The experiment is conducted on the Statlog (Shuttle) dataset. The bandit receives inputs sampled from this dataset, as a disjoint model, and must make a decision based on the given observations. Correct decisions yield a reward of 1.0, while incorrect decisions result in a reward of 0.0.

The experiment is conducted over a total of 20480 samples.

Model Architecture

We employ a Neural UCB bandit model with a small MLP network with three hidden layers of 128 units each and ReLU activation. For optimization, we use Adam and an MSE loss.

Training and Hyperparameters

Training is conducted using the Adam optimizer with the following hyperparameter configuration:

  • Learning rate: 0.0001

  • Weight decay: 0.00001

  • Exploration rate: 0.00001

  • Batch size: 100

  • Gradient clipping: 20.0

Every time the bandit receives a batch of feedback, the network is updated with all of the available data out of the last 10240 observed samples.

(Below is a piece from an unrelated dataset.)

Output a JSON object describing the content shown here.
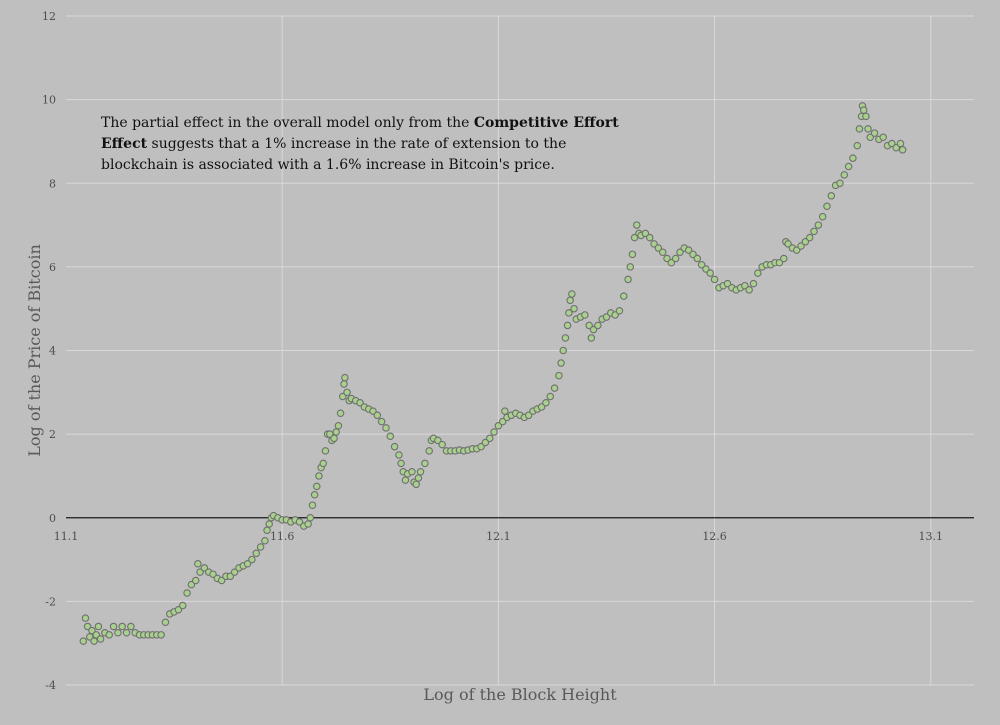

Training Interval Variations

We analyze the effect of different training interval settings, where the model requires a minimum number of accumulated samples before training occurs. The evaluated values are:

  • 32

  • 128

  • 256

  • 1024

Evaluation Metric

Performance is assessed based on accumulated regret over 20480 training samples. The regret quantifies the discrepancy between the observed rewards and the optimal achievable rewards.

Results

Regrets for different training intervals

The results show that 128 performs best, slightly outperforming 32. This was unexpected because it trains less frequently, but the improved performance might be due to reduced overfitting. As expected, 256 performs significantly worse, and 1024 is even worse, indicating that updating too infrequently hinders learning efficiency.

Discussion

One problem with this setup is that when the model trains more often, it also sees more data overall. It would be interesting to find out how the performance compares when the total amount of data is the same, but training happens more frequently with fewer data per update.

Conclusion

This study demonstrates that adjusting the training interval impacts the performance of the Neural UCB bandit model. While frequent training can reduce regret, excessive updates may lead to overfitting. Further investigation is needed to isolate the effects of training frequency from the total data volume seen by the model.